O advogado dos pais de Rui Pedro, Ricardo Sá Fernandes, já reagiu à decisão Tribunal Constitucional, dizendo à Lusa que a decisão judicial coloca um «ponto final numa longa luta de mais de 15 anos». 

«É uma decisão esperada» e um «consolo para a família», mas «não é ainda o objetivo final» de saber «onde está o Rui Pedro»

O advogado admitiu que a justiça «dificilmente irá mais longe» no que toca a descobrir o paradeiro do jovem, mas isso pode depender de um «golpe de sorte» ou de um «rebate de consciência» de Afonso Dias.

O culminar deste processo jurídico com esta decisão do TC é também o resultado da «persistência» dos pais, que nunca desistiram de lutar para que a justiça funcionasse, embora de forma tardia, assinalou ainda.

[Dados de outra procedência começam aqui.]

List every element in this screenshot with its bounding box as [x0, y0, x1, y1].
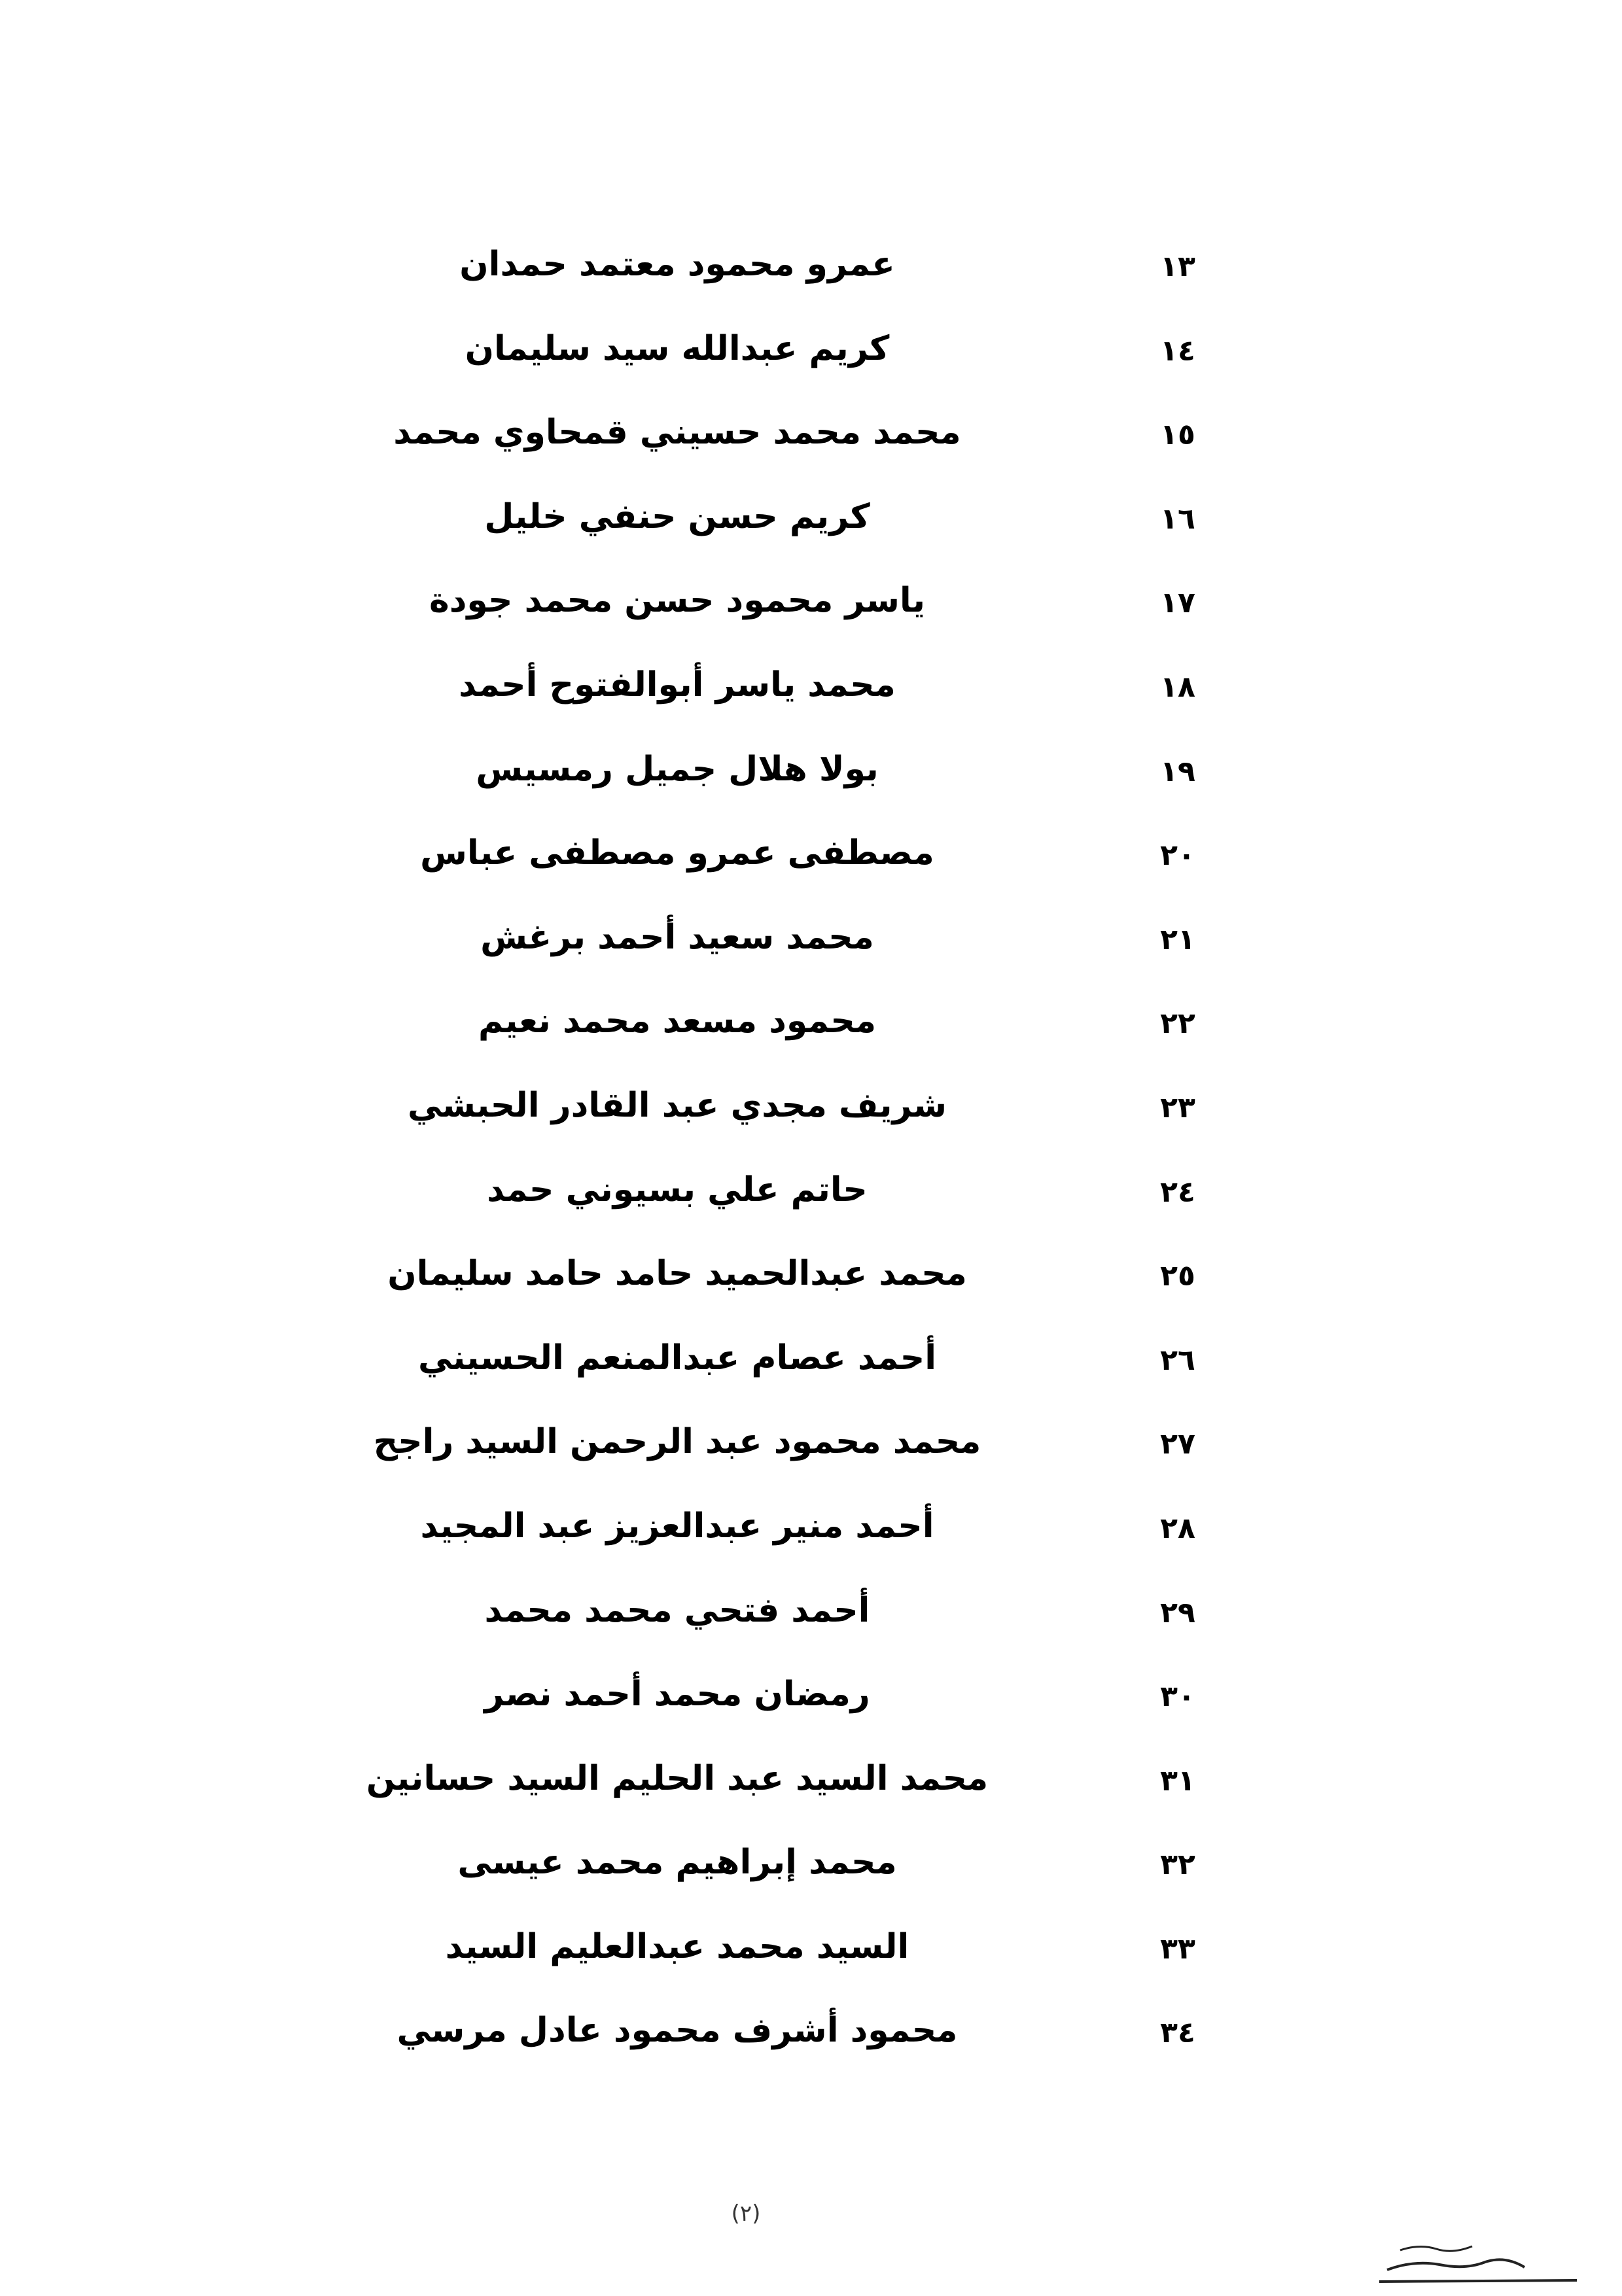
person-name: محمود مسعد محمد نعيم — [478, 1001, 877, 1041]
list-item — [0, 746, 1622, 830]
list-item — [0, 2007, 1622, 2091]
list-item — [0, 1923, 1622, 2008]
person-name: محمد ياسر أبوالفتوح أحمد — [459, 665, 896, 704]
list-item — [0, 1755, 1622, 1839]
person-name: رمضان محمد أحمد نصر — [484, 1675, 870, 1714]
row-number: ٢٢ — [1160, 1007, 1195, 1041]
list-item — [0, 1166, 1622, 1251]
row-number: ٣٠ — [1160, 1680, 1195, 1714]
list-item — [0, 1503, 1622, 1587]
row-number: ٣١ — [1160, 1764, 1195, 1798]
person-name: مصطفى عمرو مصطفى عباس — [420, 833, 934, 873]
signature-stroke — [1400, 2246, 1472, 2251]
person-name: أحمد عصام عبدالمنعم الحسيني — [417, 1338, 937, 1378]
row-number: ٢٥ — [1160, 1259, 1195, 1293]
person-name: أحمد فتحي محمد محمد — [484, 1590, 870, 1630]
person-name: كريم عبدالله سيد سليمان — [465, 328, 890, 368]
person-name: ياسر محمود حسن محمد جودة — [429, 581, 925, 621]
row-number: ٣٤ — [1160, 2016, 1195, 2050]
person-name: السيد محمد عبدالعليم السيد — [445, 1926, 909, 1966]
person-name: شريف مجدي عبد القادر الحبشي — [407, 1085, 947, 1125]
list-item — [0, 914, 1622, 998]
person-name: محمد السيد عبد الحليم السيد حسانين — [366, 1758, 989, 1798]
signature-stroke — [1379, 2280, 1577, 2282]
list-item — [0, 1839, 1622, 1923]
list-item — [0, 409, 1622, 493]
row-number: ٣٣ — [1160, 1932, 1195, 1966]
row-number: ١٥ — [1160, 418, 1195, 452]
list-item — [0, 1082, 1622, 1166]
person-name: محمد محمود عبد الرحمن السيد راجح — [373, 1422, 981, 1462]
person-name: محمد عبدالحميد حامد حامد سليمان — [387, 1254, 967, 1294]
person-name: أحمد منير عبدالعزيز عبد المجيد — [420, 1506, 934, 1546]
list-item — [0, 661, 1622, 746]
page-number: (٢) — [731, 2200, 761, 2227]
list-item — [0, 1587, 1622, 1671]
list-item — [0, 1334, 1622, 1419]
row-number: ١٨ — [1160, 670, 1195, 704]
row-number: ٢٦ — [1160, 1343, 1195, 1377]
list-item — [0, 325, 1622, 409]
person-name: حاتم علي بسيوني حمد — [487, 1170, 868, 1209]
person-name: بولا هلال جميل رمسيس — [476, 749, 879, 789]
row-number: ٢٣ — [1160, 1090, 1195, 1124]
row-number: ٢٧ — [1160, 1427, 1195, 1461]
row-number: ٣٢ — [1160, 1848, 1195, 1882]
person-name: محمود أشرف محمود عادل مرسي — [397, 2011, 958, 2051]
person-name: محمد سعيد أحمد برغش — [480, 917, 874, 957]
row-number: ٢٩ — [1160, 1595, 1195, 1629]
person-name: كريم حسن حنفي خليل — [484, 496, 870, 536]
list-item — [0, 241, 1622, 325]
signature-stroke — [1387, 2259, 1525, 2270]
person-name: محمد محمد حسيني قمحاوي محمد — [393, 413, 961, 453]
list-item — [0, 577, 1622, 661]
person-name: محمد إبراهيم محمد عيسى — [457, 1843, 897, 1883]
person-name: عمرو محمود معتمد حمدان — [459, 245, 895, 284]
list-item — [0, 493, 1622, 578]
name-list — [0, 241, 1622, 2091]
list-item — [0, 998, 1622, 1082]
row-number: ٢٤ — [1160, 1175, 1195, 1209]
list-item — [0, 829, 1622, 914]
row-number: ٢٨ — [1160, 1511, 1195, 1545]
list-item — [0, 1671, 1622, 1755]
row-number: ١٣ — [1160, 250, 1195, 283]
row-number: ٢٠ — [1160, 839, 1195, 873]
row-number: ١٩ — [1160, 754, 1195, 788]
list-item — [0, 1418, 1622, 1503]
list-item — [0, 1250, 1622, 1334]
row-number: ١٦ — [1160, 502, 1195, 536]
handwritten-signature — [1374, 2224, 1583, 2296]
row-number: ٢١ — [1160, 922, 1195, 956]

Recorde-se que, no tribunal de primeira instância, Afonso Dias foi absolvido por não ter sido provado o crime, mas a família de Rui Pedro recorreu para a Relação do Porto, que viria a condenar o arguido a três anos e seis meses de cadeia. O visado ainda recorreu para o Supremo Tribunal de Justiça, que confirmou a condenação. 

O advogado de Afonso Dias tinha anunciado que ia reclamar da decisão do Tribunal Constitucional de recusar a apreciação do recurso. O Tribunal Constitucional chumba, agora, o último recurso possível nas instâncias portuguesas.

Rui Pedro tinha 11 anos quando desapareceu, em Lousada. Já foi há 16 anos, a 4 de março de 1998.